Fitness TikTok is Unhealthy
December 7, 2020
“Your abs will love you and hate you at the same time,” Chloe Ting, a popular fitness influencer, said in a now viral workout video. Ting, a content creator with more than 15 million subscribers on YouTube, is known for her extremely popular workout challenges and body-transformational promises.
In the beginning of quarantine, from March to May, Ting’s YouTube channel grew from fewer than 800,000 subscribers to more than 3 million, according to Social Blade. Ting’s subscriber boom is a direct reflection of the surge in fitness culture that has spread through social media during the pandemic.
As students made the unprecedented transition towards a predominantly virtual lifestyle, social media platforms became increasingly flooded with diet tips and workout routines. This pushed viewers to strive for society’s standard of a dream body during the free time they now possess. Feeling this added pressure, sophomore Nathalie Chiu said social media made her feel as though she had to maximize her newfound time.
“Everybody was posting about all the stuff they were doing and all the workouts and other things, and I just felt like if I wasn’t getting everything I wanted done, then I was lazy and wasting time,” Nathalie said.
Although people were pressured to be more productive at the beginning of the COVID-19 pandemic, as weeks turned to months, Nathalie said the pressure shifted almost entirely to fitness and dieting.
“Basically, what I was seeing all over social media were challenges like the Chloe Ting Two Week Abs, where [Ting] said that if you did her ab workouts, you would get abs or a flat stomach in two weeks,” Nathalie said. “I would see TikToks that were saying, ‘get your butt big in five days,’ or ‘get your waist tiny,’ which is obviously not possible, but they make you think it is. My whole TikTok feed soon became full of ways to diet and get skinny.”
As a result of the sudden boom on Chloe Ting’s workout videos, many users have begun finding more and more fitness-related content videos on TikTok. The evident rise of diet culture in TikTok from the recent inundation of fitness culture throughout social media platforms in the beginning of quarantine, puts a great deal of pressure to exercise and diet on many girls, including Nathalie.

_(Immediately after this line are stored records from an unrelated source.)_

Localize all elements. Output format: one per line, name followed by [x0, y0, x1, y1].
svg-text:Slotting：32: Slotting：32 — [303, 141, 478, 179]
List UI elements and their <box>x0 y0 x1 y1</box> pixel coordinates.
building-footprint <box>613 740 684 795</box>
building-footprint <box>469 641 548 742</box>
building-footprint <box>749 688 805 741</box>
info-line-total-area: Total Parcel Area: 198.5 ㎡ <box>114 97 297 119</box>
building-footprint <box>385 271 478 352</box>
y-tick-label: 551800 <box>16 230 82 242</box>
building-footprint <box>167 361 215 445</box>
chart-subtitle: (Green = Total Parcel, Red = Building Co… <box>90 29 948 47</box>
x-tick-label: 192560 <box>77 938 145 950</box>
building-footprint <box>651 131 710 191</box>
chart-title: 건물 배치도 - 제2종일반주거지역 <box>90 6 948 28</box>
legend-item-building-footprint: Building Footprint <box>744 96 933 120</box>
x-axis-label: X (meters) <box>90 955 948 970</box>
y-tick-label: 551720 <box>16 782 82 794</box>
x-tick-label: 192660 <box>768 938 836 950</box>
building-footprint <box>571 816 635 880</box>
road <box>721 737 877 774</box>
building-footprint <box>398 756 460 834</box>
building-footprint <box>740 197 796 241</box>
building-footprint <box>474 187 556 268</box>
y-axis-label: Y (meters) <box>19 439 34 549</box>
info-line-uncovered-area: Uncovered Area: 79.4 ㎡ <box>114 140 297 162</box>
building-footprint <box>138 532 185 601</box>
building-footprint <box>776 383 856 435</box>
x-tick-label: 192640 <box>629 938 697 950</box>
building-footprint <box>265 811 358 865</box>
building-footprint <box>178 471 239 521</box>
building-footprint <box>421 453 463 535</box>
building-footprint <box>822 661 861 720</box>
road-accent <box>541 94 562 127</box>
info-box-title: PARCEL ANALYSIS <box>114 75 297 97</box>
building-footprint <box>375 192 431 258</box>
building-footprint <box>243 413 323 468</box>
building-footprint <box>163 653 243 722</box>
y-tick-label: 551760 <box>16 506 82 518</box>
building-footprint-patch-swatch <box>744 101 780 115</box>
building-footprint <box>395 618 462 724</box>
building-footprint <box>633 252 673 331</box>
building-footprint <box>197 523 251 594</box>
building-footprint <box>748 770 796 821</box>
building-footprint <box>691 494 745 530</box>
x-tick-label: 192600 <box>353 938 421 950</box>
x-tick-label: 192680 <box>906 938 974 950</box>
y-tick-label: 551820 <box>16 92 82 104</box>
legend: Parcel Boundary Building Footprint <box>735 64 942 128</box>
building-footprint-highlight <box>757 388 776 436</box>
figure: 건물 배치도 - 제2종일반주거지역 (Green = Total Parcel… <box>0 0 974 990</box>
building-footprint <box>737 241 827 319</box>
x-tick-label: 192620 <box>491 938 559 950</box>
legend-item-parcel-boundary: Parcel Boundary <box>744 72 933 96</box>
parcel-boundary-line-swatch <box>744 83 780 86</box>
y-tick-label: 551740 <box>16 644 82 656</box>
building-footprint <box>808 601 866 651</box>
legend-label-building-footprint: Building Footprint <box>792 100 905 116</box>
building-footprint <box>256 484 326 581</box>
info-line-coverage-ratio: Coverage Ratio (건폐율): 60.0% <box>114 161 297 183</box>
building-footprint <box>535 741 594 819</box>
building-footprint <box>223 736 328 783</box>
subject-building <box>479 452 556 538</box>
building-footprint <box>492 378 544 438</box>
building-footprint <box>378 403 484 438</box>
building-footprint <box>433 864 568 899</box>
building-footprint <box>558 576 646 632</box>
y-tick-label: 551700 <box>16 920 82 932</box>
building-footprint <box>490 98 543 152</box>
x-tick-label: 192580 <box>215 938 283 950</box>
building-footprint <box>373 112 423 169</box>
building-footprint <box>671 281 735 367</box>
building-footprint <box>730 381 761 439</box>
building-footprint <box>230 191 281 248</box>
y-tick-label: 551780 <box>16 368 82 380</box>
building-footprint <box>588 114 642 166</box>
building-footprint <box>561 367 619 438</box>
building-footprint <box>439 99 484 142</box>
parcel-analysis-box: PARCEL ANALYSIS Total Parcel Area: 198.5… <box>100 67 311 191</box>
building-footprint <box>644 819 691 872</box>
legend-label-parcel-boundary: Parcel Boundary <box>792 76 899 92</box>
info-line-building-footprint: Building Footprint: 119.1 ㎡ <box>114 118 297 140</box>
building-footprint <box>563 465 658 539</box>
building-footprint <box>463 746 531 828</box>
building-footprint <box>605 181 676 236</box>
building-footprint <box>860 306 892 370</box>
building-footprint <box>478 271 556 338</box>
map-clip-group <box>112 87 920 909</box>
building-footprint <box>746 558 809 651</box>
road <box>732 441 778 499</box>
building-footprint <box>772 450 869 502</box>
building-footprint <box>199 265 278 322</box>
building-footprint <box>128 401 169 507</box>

Similar to what Nathalie said before, TikTok videos would provide unrealistic goals of a dream body. On a social media platform that yields about 50 million U.S. users each day, according to CNBC, it is impossible for every individual to attain. Everyone has a different body built each in their own unique ways. When there are no results showing after many efforts into attaining a perfect physique they admire on a TikTok video, many users would turn to dieting in desperation to lose weight and change their appearance.
Oftentimes, while intentions for these videos may be good, it brings a negative self-conscious voice to many users. While one might find a video titled “Workout of the Day,” they will later open the app to find that the only content he or she now receives on TikTok is fitness. This is due to the advanced algorithm TikTok uses to find video recommendations for a personalized page. Therefore, it only requires a few interactions with a video, such as a like, comment, or share, before a user’s TikTok feed is completely taken over by fitness and diet culture.

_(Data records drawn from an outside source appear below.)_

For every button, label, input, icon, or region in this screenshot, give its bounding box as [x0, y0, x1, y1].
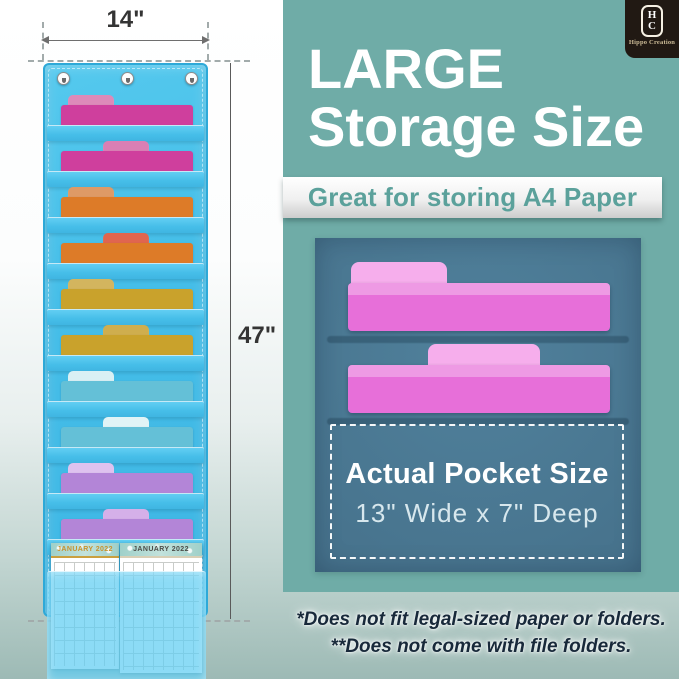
feature-banner: Great for storing A4 Paper: [283, 177, 662, 218]
inset-pocket-seam: [327, 336, 629, 343]
calendar-month-right: JANUARY 2022: [120, 543, 202, 558]
pocket-front: [47, 263, 204, 279]
heading-line-2: Storage Size: [308, 98, 644, 156]
grommet-eyelet: [185, 72, 198, 85]
extension-line-right: [207, 22, 209, 60]
pocket-front: [47, 355, 204, 371]
main-heading: LARGE Storage Size: [308, 40, 644, 156]
inset-folder-center-tab: [348, 344, 610, 414]
pocket-front: [47, 217, 204, 233]
pocket-front: [47, 447, 204, 463]
pocket-size-callout: Actual Pocket Size 13" Wide x 7" Deep: [330, 424, 624, 559]
inset-folder-body: [348, 283, 610, 331]
info-panel: H C Hippo Creation LARGE Storage Size Gr…: [283, 0, 679, 592]
pocket-front: [47, 171, 204, 187]
pocket-chart-organizer: JANUARY 2022 JANUARY 2022: [43, 63, 208, 617]
pocket-size-inset: Actual Pocket Size 13" Wide x 7" Deep: [315, 238, 641, 572]
pocket-front: [47, 125, 204, 141]
feature-banner-text: Great for storing A4 Paper: [308, 182, 637, 213]
pocket-front: [47, 493, 204, 509]
pocket-front: [47, 401, 204, 417]
inset-folder-body: [348, 365, 610, 413]
width-arrow-line: [47, 40, 204, 41]
footnote-line-2: **Does not come with file folders.: [283, 633, 679, 660]
width-dimension-label: 14": [43, 6, 208, 34]
grommet-eyelet: [57, 72, 70, 85]
pocket-size-title: Actual Pocket Size: [332, 458, 622, 491]
grommet-eyelet: [121, 72, 134, 85]
extension-line-top: [28, 60, 250, 62]
calendar-pocket-front: [47, 571, 206, 679]
calendar-month-left: JANUARY 2022: [51, 543, 119, 558]
height-dimension-line: [230, 63, 231, 619]
height-dimension-label: 47": [238, 322, 276, 350]
calendar-pocket: JANUARY 2022 JANUARY 2022: [51, 543, 202, 676]
pocket-front: [47, 309, 204, 325]
extension-line-left: [42, 22, 44, 60]
footnote-line-1: *Does not fit legal-sized paper or folde…: [283, 606, 679, 633]
product-infographic: 14" 47" JANUARY 2022 JANUARY 2022 H C: [0, 0, 679, 679]
pocket-size-subtitle: 13" Wide x 7" Deep: [332, 498, 622, 529]
heading-line-1: LARGE: [308, 40, 644, 98]
footnotes: *Does not fit legal-sized paper or folde…: [283, 606, 679, 660]
inset-folder-left-tab: [348, 262, 610, 332]
logo-initial-bottom: C: [648, 21, 656, 32]
logo-monogram-frame: H C: [641, 5, 663, 37]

As someone who did compare herself to workout accounts on TikTok and shared images on social media in general, Nathalie said that for her, the discontent extended further than a simple workout routine. She said the pressure to lose weight coming from the new fitness and diet culture on her TikTok feed, pushed her into patterns of restrictive eating.
“I think that when you do these challenges and work out and it doesn’t work, you think, ‘Okay next step, food.’ You try to cut more calories or switch to only eating foods that TikTok told you would make you look a certain way.” Nathalie stated.
In efforts to escape the pressure of the TikTok feed, she began focusing on herself and took a step to delete the app. She primarily focused on changing her toxic relationship with fitness and dieting culture and had to reform her mentality.
“I remember feeling really isolated and lonely by my problems, so I think as a community being there for each other would probably be the best way to support each other,” Nathalie said. “I think having a support system to talk about these issues with other people, especially with girls and other girls [would have been helpful]. Because for me, it was really important for me to see myself in other people.”
The myriad of work out videos do not change anything but the way people look at themselves in the mirror. The videos that fall under the “#fitness” page on TikTok, pressures individuals to all change the way they look for what is deemed as “desirable” by society. Fitness TikTok is toxic and should be avoided. With that in mind, forget about society’s standards and simply be yourself because you are perfect just the way you are. Everyone is beautiful in their own way, and no one should have to change their appearance.